Connecting to a VPC Through a VPN

Scenarios

By default, ECSs in a VPC cannot communicate with your on-premises network. To enable communications between them, use a VPN. After a VPN is created, configure the security group and check the connectivity between the local and remote networks to ensure that the VPN is available. VPNs can be classified into the following two types:

  • Site-to-site VPN: The local side is a VPC on the cloud service platform, and the remote side is a user data center. A site-to-site VPN is a communications tunnel between a user data center and a single VPC.
  • Hub-and-spoke VPN: The local side is a VPC on the cloud service platform, and the remote side is user data centers. A hub-and-spoke VPN is a communications tunnel between user data centers and a VPC.
Ensure that the following requirements are met when configuring a VPN:
  • The local and remote subnets cannot overlap.
  • Different local subnets cannot overlap.
  • IKE policies, IPsec policies, and PSK at both ends of the VPN must be the same.
  • The local and remote subnet and gateway parameters must be matched pairs.
  • The security group used by ECSs in the VPC allows traffic from and to the remote side.
  • After a VPN is created, its status changes to Normal only after the VMs or physical servers on the two sides of the VPN communicate with each other.

Prerequisites

You have created the VPC and subnet required by the VPN.

Procedure

  1. On the management console, select the appropriate IKE and IPsec policies to create a VPN.
  2. Check the IP address pools for the local and remote subnets.

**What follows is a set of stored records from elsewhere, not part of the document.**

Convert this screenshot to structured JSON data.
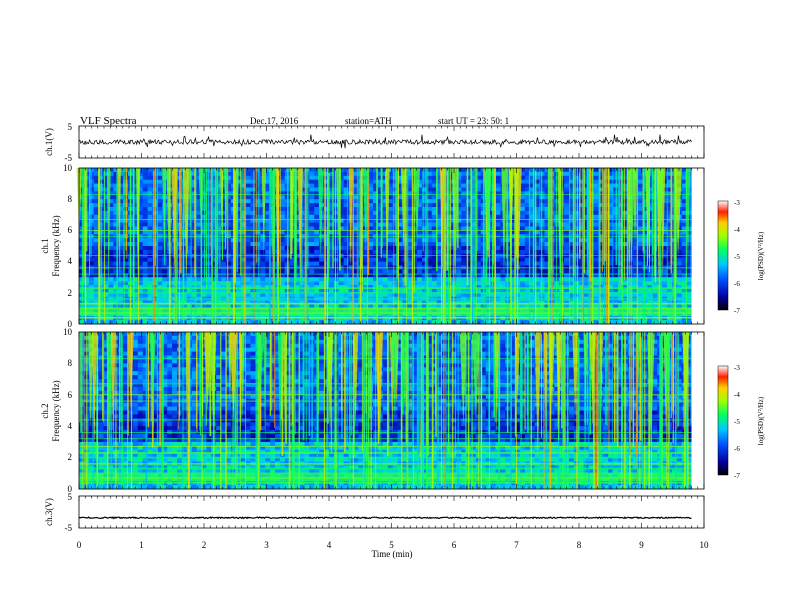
{
  "header": {
    "title": "VLF  Spectra",
    "date": "Dec.17, 2016",
    "station": "station=ATH",
    "start": "start  UT  =    23: 50: 1"
  },
  "chart_data": [
    {
      "type": "line",
      "ylabel": "ch.1(V)",
      "ylim": [
        -5,
        5
      ],
      "yticks": [
        "5",
        "-5"
      ],
      "xlim": [
        0,
        10
      ],
      "baseline": 0,
      "noise": 0.7,
      "x_end": 9.8
    },
    {
      "type": "heatmap",
      "ylabel": "Frequency (kHz)",
      "channel": "ch.1",
      "ylim": [
        0,
        10
      ],
      "yticks": [
        "0",
        "2",
        "4",
        "6",
        "8",
        "10"
      ],
      "xlim": [
        0,
        10
      ],
      "x_end": 9.8,
      "colorbar": {
        "label": "log(PSD)(V²/Hz)",
        "range": [
          -7,
          -3
        ],
        "ticks": [
          "-3",
          "-4",
          "-5",
          "-6",
          "-7"
        ]
      }
    },
    {
      "type": "heatmap",
      "ylabel": "Frequency (kHz)",
      "channel": "ch.2",
      "ylim": [
        0,
        10
      ],
      "yticks": [
        "0",
        "2",
        "4",
        "6",
        "8",
        "10"
      ],
      "xlim": [
        0,
        10
      ],
      "x_end": 9.8,
      "colorbar": {
        "label": "log(PSD)(V²/Hz)",
        "range": [
          -7,
          -3
        ],
        "ticks": [
          "-3",
          "-4",
          "-5",
          "-6",
          "-7"
        ]
      }
    },
    {
      "type": "line",
      "ylabel": "ch.3(V)",
      "ylim": [
        -5,
        5
      ],
      "yticks": [
        "5",
        "-5"
      ],
      "xlim": [
        0,
        10
      ],
      "baseline": -1.8,
      "noise": 0.2,
      "x_end": 9.8
    }
  ],
  "xaxis": {
    "label": "Time  (min)",
    "ticks": [
      "0",
      "1",
      "2",
      "3",
      "4",
      "5",
      "6",
      "7",
      "8",
      "9",
      "10"
    ]
  }
}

    In Figure 1, the VPC has subnets 192.168.1.0/24 and 192.168.2.0/24. Your on-premises data center has subnets 192.168.3.0/24 and 192.168.4.0/24. You can create a VPN to enable subnets in your VPC to communicate with those in your data center.

    Figure 1 IPsec VPN

    The IP address pools for the local and remote subnets cannot overlap with each other. For example, if the local VPC has two subnets, 192.168.1.0/24 and 192.168.2.0/24, the IP address pool for the remote subnets cannot contain these two subnets.

  3. Configure security group rules for the VPC.
  4. Check the security group of the VPC.

    The security group must allow packets from the VPN to pass. You can run the ping command to check whether the security group of the VPC allows packets from the VPN to pass.

  5. Check the remote LAN configuration (network configuration of the remote data center).

    A route must be configured for the remote LAN to enable VPN traffic to be forwarded to network devices on the LAN. If the VPN traffic cannot be forwarded to the network devices, check whether the remote LAN has policies configured to refuse the traffic.